Sorry, my jaw dropped on reading this. Is this a game of Civilisation 4 or D&D? Local warlords may try and take over things but unless they've already got some legal rights or a whole bunch of gunmen its a little bit difficult for them. Moqtadr al-Sadr did what he did with the support of ike minded clerics, his local community, his fathers reputation, and a brass neck about a mile long.

Even with an estimated 8,000 troops Bin Laden never took over anything in Afghanistan, he was at best an ally of the Taliban - one the Taliban were quite willing to sell out by the way. I suppose you might say that the Taliban were such a group of invading barbarians (perhaps on the Raging Hordes setting) but they were popular religious students, backed by a popular Islamic power, working against national chaos through - as far as possible - local authorities, wandering tribes they most certainly were not.

Marcello:

Nothing in warfare is ever ‘Easy’ except losing, which is mostly what our armed forces did immediately after they broke drove into Baghdad and toppled the Iraqi government. And the reason they were losing is because they weren’t fighting the right war. In any case, they didn’t have the right tools for that job anyway.

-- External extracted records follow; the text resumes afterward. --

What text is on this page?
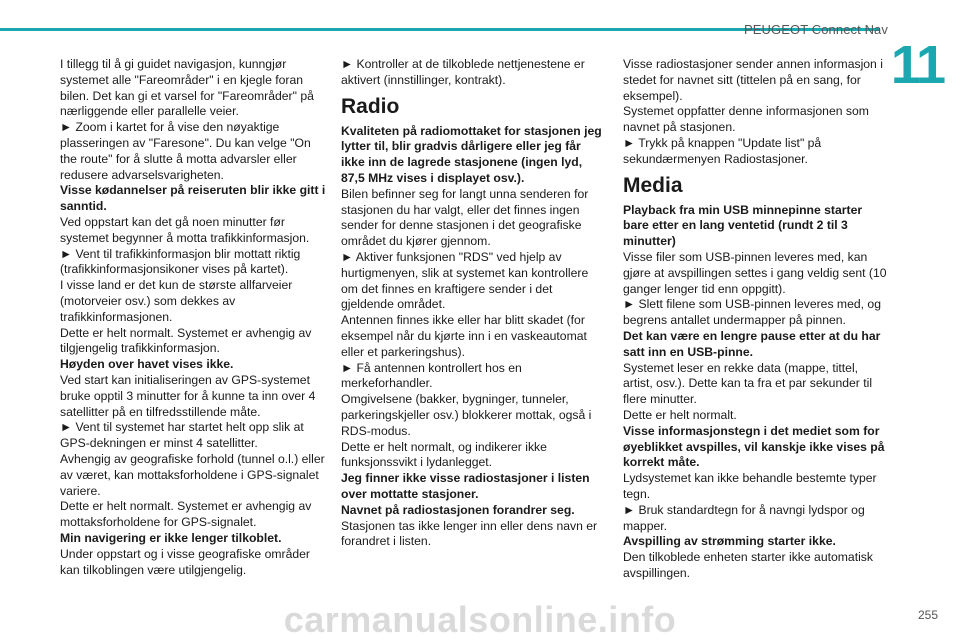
PEUGEOT Connect Nav
11

I tillegg til å gi guidet navigasjon, kunngjør systemet alle "Fareområder" i en kjegle foran bilen. Det kan gi et varsel for "Fareområder" på nærliggende eller parallelle veier.

► Zoom i kartet for å vise den nøyaktige plasseringen av "Faresone". Du kan velge "On the route" for å slutte å motta advarsler eller redusere advarselsvarigheten.

Visse kødannelser på reiseruten blir ikke gitt i sanntid.

Ved oppstart kan det gå noen minutter før systemet begynner å motta trafikkinformasjon.

► Vent til trafikkinformasjon blir mottatt riktig (trafikkinformasjonsikoner vises på kartet).

I visse land er det kun de største allfarveier (motorveier osv.) som dekkes av trafikkinformasjonen.

Dette er helt normalt. Systemet er avhengig av tilgjengelig trafikkinformasjon.

Høyden over havet vises ikke.

Ved start kan initialiseringen av GPS-systemet bruke opptil 3 minutter for å kunne ta inn over 4 satellitter på en tilfredsstillende måte.

► Vent til systemet har startet helt opp slik at GPS-dekningen er minst 4 satellitter.

Avhengig av geografiske forhold (tunnel o.l.) eller av været, kan mottaksforholdene i GPS-signalet variere.

Dette er helt normalt. Systemet er avhengig av mottaksforholdene for GPS-signalet.

Min navigering er ikke lenger tilkoblet.

Under oppstart og i visse geografiske områder kan tilkoblingen være utilgjengelig.

► Kontroller at de tilkoblede nettjenestene er aktivert (innstillinger, kontrakt).

Radio

Kvaliteten på radiomottaket for stasjonen jeg lytter til, blir gradvis dårligere eller jeg får ikke inn de lagrede stasjonene (ingen lyd, 87,5 MHz vises i displayet osv.).

Bilen befinner seg for langt unna senderen for stasjonen du har valgt, eller det finnes ingen sender for denne stasjonen i det geografiske området du kjører gjennom.

► Aktiver funksjonen "RDS" ved hjelp av hurtigmenyen, slik at systemet kan kontrollere om det finnes en kraftigere sender i det gjeldende området.

Antennen finnes ikke eller har blitt skadet (for eksempel når du kjørte inn i en vaskeautomat eller et parkeringshus).

► Få antennen kontrollert hos en merkeforhandler.

Omgivelsene (bakker, bygninger, tunneler, parkeringskjeller osv.) blokkerer mottak, også i RDS-modus.

Dette er helt normalt, og indikerer ikke funksjonssvikt i lydanlegget.

Jeg finner ikke visse radiostasjoner i listen over mottatte stasjoner.

Navnet på radiostasjonen forandrer seg.

Stasjonen tas ikke lenger inn eller dens navn er forandret i listen.

Visse radiostasjoner sender annen informasjon i stedet for navnet sitt (tittelen på en sang, for eksempel).

Systemet oppfatter denne informasjonen som navnet på stasjonen.

► Trykk på knappen "Update list" på sekundærmenyen Radiostasjoner.

Media

Playback fra min USB minnepinne starter bare etter en lang ventetid (rundt 2 til 3 minutter)

Visse filer som USB-pinnen leveres med, kan gjøre at avspillingen settes i gang veldig sent (10 ganger lenger tid enn oppgitt).

► Slett filene som USB-pinnen leveres med, og begrens antallet undermapper på pinnen.

Det kan være en lengre pause etter at du har satt inn en USB-pinne.

Systemet leser en rekke data (mappe, tittel, artist, osv.). Dette kan ta fra et par sekunder til flere minutter.

Dette er helt normalt.

Visse informasjonstegn i det mediet som for øyeblikket avspilles, vil kanskje ikke vises på korrekt måte.

Lydsystemet kan ikke behandle bestemte typer tegn.

► Bruk standardtegn for å navngi lydspor og mapper.

Avspilling av strømming starter ikke.

Den tilkoblede enheten starter ikke automatisk avspillingen.

255
carmanualsonline.info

No, propaganda is not ‘Easy,’ I never said it was, but it has been around for a very long time and there are many people who are incredibly good at it. Once something is entrenched, propaganda against it must be a long-term effort. Propaganda is, however, much more effective when used pre-emptively.

Yes, it is much easier to blow things up than build them. But, to give a very basic example, people would much rather their lights work than sit in the dark. If those people can be convinced that they would have lights if guerillas didn’t keep blowing up the sub-station, you deprive the guerillas of one of the things that makes them effective, the support of the populace.

Yes, paramilitaries have drawbacks. Using them must be weighed against the good they will do versus the harm. Warfare is always about calculated risk.

John Robb:

“The idea of 4GW groups coming together into a vibrant open source community isn't speculation, it's being proved daily. Additionally, the mechanism of growth detailed here actually worked in Iraq. The war reached critical mass in the face of US opposition.
During the critical early phases, there was strong denial by the US military and political leadership that an insurgency even existed (due to hubris and poor analysis). “

I am going to disagree that Iraq has a true open-source guerilla movement. Yes, I will concede that there is cross-pollination in IED design and guerilla tactics, but I don’t believe the guerillas there are actually ‘working together’ to the extent you seem to believe. Part of what you are seeing is the progression of Darwinian natural selection in an evolving organism. The Sunnis are attacking the Shia and Kurdish and even other Sunni collaborators. The Shias are attacking the Sunnis in revenge. The Kurds are being attacked by anybody with a grudge. Everybody is attacking the Coalition military and Iraqi security forces for any number of reasons. Add to that various groups running about grabbing people off the street either for ransom or to make some kind of political point in the world media. In any case, much of this chaos could have been prevented if the forces in Iraq had been ready to fight the peace and / or prepared to crack down on any insurgency before it entrenched itself. The denial of the very existence of an insurgency proves that the U.S. / Coalition military and political leadership never had the chance to attempt some of options I have outlined. This allowed the guerillas to work together to the extent that they are and entrench themselves in the areas they have chosen, reaching critical mass before or not long after any kind of truly effective Coalition response. Had the coalition forces been prepared to fight a preemptive campaign against the insurgency I think the picture in Iraq would be very different.

Bottom line, fighting your open-source guerillas can be done. Their critical vulnerabilities are inherent in the very process of their organization should it successfully occur. True, the opposing force must be numerous, dedicated, skilled and preferably ruthless, but I believe it can be done. However, once an insurgency is entrenched, it is an insurgency like any other and you are in it for the long haul. You will either lose like in Vietnam, or after years and years it will fade away to near-irrelevancy like ETA and the IRA.

Cute concept, but I don't think it works. Seems like you're trying to shoehorn an interesting idea into another, totally incompatible idea.
If there's an open source war, does it use a Creative Commons license variant or GPL? Maybe the MIT or Berkely licenses are better fits (because war could be for profit or for fun).

cute concept? Since when could guerrilla warfare be considered cute? Anyways-I think it's incredibly plausible. Nothing's more uniting than a common enemy!